Stanton Coblentz was a poet with a college degree in English literature.  Even so, I am sure even he would agree the above two samples argue more he was padding the verbiage for pennies, than for the love of the language…but to cut this out entirely???  Avalon Books deleted these and nearly every other descriptive passage – the very soul of the novel gone!  [They even changed the name of the dog from Yap-Yap to Tippy!]

Compare this passage as it appears in Avalon:

“I, too, was making observations.  How I cried out in disgust when I stepped on some mushroom-like creepers that gave out a sound like a child complaining, and scattered a nauseous odor!  And how startled I was at the white, hairy shrubs reminding me of upturned beards!  And the little flowering bush half hidden by tiny blue-throated birds, which sang and sang in clear notes like the tinkling of elves!”  [Avalon p. 31]

Nothing very remarkable, nothing very memorable, and quite pedestrian in style.  Now, compare to the original version from 1931:

“Scarcely less remarkable was the luxuriant undergrowth.  Clinging to some of the trunks was a white, fungus-like creeper, with long silky stems and fragile pale yellow blossoms that seemed of tissue paper; about other trunks a sort of gigantic lichen had woven itself, standing out vividly green against a background of reddish brown; and upon the ground were a multitude of vines and bushes, most of them gray and colorless and many apparently parasitic.  Here would surely have been a life’s work for any naturalist! – had I myself not had more compelling pursuits I should have liked nothing better than to study these plants: the long snaky ones with spidery black stems and tendrils devoid of leaf and bud; the gorgeous, spiny ones, whose orchid-like blossoms were encircled by javelin thorns half a foot long; the soft, mushroom-like variety, which, when trodden upon, emitted a nauseating odor; the white, hairy species, reminding me of upturned beards sprouting upon the earth’s surface; and, above all, the little flowering shrub whose symmetrical limbs were half hidden by tiny blue-throated birds, which sang and sang in clear liquid tones that the poet likened to the unearthly music of the elves.”  [AMZQ p. 305]

Ironically, the Avalon edition continues with “I could go on for pages, to tell of the other wood creatures…”  Coblentz did go on for pages!  From the above comparison, it appears that as much as 60% of the original novel was jettisoned!  While I would certainly agree that Coblentz had a penchant for over-descriptiveness, there’s no denying he was a serious writer with a gift of words…a talent that is grossly misrepresented by Avalon Books.

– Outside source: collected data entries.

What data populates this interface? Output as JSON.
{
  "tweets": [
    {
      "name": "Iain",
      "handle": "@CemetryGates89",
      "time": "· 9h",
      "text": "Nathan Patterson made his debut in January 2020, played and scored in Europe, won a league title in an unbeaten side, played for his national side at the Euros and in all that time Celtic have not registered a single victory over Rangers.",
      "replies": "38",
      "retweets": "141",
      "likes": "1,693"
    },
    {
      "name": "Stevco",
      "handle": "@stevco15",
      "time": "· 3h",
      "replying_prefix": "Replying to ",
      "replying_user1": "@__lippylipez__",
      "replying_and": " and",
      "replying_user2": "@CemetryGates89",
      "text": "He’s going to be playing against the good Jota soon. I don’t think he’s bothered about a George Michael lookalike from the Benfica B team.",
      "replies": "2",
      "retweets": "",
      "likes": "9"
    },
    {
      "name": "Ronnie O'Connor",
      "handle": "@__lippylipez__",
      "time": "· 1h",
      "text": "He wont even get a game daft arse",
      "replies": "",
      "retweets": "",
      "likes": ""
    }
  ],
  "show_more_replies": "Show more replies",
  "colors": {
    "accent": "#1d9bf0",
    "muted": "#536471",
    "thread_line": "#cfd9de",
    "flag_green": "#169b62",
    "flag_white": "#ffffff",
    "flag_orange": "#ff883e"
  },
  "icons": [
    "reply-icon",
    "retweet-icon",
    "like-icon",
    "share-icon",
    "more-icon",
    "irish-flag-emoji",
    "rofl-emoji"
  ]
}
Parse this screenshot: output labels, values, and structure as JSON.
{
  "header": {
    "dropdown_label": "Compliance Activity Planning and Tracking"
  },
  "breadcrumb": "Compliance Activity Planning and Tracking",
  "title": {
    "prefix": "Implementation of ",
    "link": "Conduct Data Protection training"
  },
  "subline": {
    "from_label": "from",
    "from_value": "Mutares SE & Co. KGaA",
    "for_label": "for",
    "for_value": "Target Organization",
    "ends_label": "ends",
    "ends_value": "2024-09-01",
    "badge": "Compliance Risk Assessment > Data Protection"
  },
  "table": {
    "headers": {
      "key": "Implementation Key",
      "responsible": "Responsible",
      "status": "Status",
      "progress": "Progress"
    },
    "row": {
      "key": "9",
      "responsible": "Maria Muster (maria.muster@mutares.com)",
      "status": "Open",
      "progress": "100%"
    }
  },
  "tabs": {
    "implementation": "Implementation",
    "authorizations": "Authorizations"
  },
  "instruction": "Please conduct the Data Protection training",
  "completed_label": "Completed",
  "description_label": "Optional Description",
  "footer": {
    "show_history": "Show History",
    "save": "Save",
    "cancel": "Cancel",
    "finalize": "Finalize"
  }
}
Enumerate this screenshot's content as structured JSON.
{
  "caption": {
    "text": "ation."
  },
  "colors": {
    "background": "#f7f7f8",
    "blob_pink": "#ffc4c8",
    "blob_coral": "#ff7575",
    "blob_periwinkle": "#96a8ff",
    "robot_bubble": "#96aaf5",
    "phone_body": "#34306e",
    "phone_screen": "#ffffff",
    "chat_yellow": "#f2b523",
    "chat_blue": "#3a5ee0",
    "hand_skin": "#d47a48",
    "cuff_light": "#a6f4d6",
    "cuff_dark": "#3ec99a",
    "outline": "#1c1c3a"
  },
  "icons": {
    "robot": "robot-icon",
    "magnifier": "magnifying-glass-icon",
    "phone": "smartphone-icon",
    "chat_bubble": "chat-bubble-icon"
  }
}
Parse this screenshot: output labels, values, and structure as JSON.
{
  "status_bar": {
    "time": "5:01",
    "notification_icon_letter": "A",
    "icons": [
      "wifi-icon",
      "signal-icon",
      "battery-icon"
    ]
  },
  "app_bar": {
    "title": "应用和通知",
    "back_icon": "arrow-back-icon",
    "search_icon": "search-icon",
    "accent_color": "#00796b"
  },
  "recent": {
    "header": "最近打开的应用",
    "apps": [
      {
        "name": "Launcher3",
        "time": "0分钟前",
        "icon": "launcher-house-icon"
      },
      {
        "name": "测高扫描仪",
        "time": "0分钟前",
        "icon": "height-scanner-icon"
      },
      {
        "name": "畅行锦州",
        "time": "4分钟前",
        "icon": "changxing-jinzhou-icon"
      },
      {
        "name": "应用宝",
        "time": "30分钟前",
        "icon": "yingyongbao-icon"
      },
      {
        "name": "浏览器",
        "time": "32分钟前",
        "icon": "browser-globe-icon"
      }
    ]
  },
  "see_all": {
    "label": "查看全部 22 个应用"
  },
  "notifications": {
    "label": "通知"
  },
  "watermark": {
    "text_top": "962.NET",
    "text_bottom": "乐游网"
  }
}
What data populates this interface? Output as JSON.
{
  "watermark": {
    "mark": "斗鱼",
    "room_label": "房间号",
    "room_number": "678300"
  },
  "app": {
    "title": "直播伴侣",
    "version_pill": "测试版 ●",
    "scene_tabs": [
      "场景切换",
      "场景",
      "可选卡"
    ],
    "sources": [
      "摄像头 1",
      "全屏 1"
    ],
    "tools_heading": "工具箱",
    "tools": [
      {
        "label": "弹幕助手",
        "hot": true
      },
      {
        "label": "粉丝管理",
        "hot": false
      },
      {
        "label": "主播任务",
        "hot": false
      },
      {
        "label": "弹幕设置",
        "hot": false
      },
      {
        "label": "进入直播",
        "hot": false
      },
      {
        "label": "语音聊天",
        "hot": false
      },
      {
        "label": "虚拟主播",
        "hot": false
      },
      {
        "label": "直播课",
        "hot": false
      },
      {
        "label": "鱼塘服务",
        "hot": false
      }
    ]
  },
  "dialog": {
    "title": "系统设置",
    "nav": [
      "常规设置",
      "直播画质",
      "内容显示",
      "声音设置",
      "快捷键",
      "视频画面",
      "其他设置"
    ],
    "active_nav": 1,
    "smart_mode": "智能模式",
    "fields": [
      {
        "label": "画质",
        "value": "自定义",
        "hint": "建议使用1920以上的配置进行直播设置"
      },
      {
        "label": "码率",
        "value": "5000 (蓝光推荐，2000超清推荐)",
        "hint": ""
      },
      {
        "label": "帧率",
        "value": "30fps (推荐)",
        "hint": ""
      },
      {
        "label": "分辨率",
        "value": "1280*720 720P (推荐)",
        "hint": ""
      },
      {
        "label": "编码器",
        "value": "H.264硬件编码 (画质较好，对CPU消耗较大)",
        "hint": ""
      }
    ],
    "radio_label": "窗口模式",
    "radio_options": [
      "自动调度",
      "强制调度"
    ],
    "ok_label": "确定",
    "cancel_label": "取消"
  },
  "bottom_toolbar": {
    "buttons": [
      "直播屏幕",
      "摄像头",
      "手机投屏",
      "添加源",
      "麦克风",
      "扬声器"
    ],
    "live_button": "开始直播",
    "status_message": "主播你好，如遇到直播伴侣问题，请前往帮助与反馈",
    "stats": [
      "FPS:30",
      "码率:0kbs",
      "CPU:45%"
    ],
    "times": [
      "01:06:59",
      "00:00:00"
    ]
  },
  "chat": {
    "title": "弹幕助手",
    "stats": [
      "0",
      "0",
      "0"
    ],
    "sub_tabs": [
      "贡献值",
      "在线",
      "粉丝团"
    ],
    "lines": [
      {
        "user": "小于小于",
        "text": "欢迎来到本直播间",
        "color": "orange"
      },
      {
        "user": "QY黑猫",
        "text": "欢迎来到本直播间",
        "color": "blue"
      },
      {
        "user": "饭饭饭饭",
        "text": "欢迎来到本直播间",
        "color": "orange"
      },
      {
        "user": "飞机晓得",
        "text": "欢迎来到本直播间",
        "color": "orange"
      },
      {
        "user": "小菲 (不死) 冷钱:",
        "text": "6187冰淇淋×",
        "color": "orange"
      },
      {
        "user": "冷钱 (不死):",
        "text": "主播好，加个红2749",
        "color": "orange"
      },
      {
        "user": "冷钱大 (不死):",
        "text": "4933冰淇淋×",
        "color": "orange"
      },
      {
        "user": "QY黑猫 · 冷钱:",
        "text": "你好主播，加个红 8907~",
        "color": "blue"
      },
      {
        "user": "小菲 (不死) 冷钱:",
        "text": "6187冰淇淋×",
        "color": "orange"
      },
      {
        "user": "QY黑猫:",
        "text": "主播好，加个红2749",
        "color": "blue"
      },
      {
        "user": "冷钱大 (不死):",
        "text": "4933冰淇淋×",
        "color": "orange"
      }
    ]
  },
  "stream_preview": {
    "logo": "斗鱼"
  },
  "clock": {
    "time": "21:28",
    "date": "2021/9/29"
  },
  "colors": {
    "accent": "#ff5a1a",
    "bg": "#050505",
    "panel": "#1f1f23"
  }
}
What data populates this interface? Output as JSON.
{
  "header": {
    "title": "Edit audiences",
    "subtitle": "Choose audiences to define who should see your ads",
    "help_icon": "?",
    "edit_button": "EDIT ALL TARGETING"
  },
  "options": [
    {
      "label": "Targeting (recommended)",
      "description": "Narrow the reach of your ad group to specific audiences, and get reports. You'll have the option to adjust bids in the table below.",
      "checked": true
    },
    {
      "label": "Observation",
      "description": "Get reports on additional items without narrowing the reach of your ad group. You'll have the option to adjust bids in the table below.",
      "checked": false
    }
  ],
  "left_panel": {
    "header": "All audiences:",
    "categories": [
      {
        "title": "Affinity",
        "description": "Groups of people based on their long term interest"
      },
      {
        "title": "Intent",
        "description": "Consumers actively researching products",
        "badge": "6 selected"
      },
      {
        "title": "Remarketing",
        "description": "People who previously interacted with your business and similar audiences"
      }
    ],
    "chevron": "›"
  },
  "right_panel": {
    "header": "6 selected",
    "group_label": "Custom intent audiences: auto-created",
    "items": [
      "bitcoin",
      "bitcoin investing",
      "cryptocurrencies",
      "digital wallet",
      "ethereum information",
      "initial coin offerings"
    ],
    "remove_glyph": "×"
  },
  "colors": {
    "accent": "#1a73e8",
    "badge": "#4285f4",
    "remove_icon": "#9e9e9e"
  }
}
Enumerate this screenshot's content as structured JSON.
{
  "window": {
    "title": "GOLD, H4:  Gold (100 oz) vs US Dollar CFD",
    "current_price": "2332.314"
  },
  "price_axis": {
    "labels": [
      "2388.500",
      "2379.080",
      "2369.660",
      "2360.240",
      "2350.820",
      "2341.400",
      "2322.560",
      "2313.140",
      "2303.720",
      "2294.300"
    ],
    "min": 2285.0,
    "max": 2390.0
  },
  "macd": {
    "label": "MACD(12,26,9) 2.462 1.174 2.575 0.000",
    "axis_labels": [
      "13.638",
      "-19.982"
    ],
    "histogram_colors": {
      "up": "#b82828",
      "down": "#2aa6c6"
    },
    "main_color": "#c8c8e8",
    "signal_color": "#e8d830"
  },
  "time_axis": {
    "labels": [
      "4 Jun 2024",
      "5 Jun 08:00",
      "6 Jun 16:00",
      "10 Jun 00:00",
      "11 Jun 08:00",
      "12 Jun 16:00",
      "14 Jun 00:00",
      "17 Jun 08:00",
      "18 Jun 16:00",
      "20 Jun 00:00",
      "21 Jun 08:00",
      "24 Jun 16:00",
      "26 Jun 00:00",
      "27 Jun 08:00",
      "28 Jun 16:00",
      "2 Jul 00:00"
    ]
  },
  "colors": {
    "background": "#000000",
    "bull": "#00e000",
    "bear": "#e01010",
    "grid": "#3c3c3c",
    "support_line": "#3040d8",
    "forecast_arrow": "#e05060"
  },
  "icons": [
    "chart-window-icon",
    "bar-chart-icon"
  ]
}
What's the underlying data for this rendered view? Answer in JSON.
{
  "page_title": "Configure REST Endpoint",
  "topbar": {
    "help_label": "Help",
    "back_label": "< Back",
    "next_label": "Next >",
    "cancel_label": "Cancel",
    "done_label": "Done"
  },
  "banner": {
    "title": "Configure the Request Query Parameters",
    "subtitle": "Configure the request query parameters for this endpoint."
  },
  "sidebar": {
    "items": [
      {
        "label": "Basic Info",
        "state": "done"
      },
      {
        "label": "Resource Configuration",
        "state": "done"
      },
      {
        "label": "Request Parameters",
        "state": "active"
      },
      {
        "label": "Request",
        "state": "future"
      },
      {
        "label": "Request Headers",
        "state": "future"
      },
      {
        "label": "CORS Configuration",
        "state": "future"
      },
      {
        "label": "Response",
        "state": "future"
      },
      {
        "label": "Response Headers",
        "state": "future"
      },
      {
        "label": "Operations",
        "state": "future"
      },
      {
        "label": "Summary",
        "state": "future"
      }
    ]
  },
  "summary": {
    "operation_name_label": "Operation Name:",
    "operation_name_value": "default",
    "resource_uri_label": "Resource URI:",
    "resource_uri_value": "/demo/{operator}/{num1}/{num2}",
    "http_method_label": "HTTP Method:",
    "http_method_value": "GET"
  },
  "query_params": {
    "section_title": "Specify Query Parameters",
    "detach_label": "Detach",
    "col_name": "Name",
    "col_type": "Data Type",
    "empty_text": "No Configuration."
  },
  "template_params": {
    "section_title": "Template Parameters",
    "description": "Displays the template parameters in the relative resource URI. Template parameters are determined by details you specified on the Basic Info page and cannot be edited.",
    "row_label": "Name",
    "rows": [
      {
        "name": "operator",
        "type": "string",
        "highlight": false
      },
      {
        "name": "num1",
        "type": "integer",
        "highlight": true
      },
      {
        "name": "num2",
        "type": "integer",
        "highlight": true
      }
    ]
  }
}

      I am curious whether Coblentz re-wrote his books for Avalon, or whether an editor is responsible for these atrocities.  He was still active in the science fiction field when these Avalon editions were coming out, and yet there is little information available.  Even in Bleiler the only reference to the Avalon edition is:  “The text may be altered or abridged.”  Quite an understatement as I have come to discover!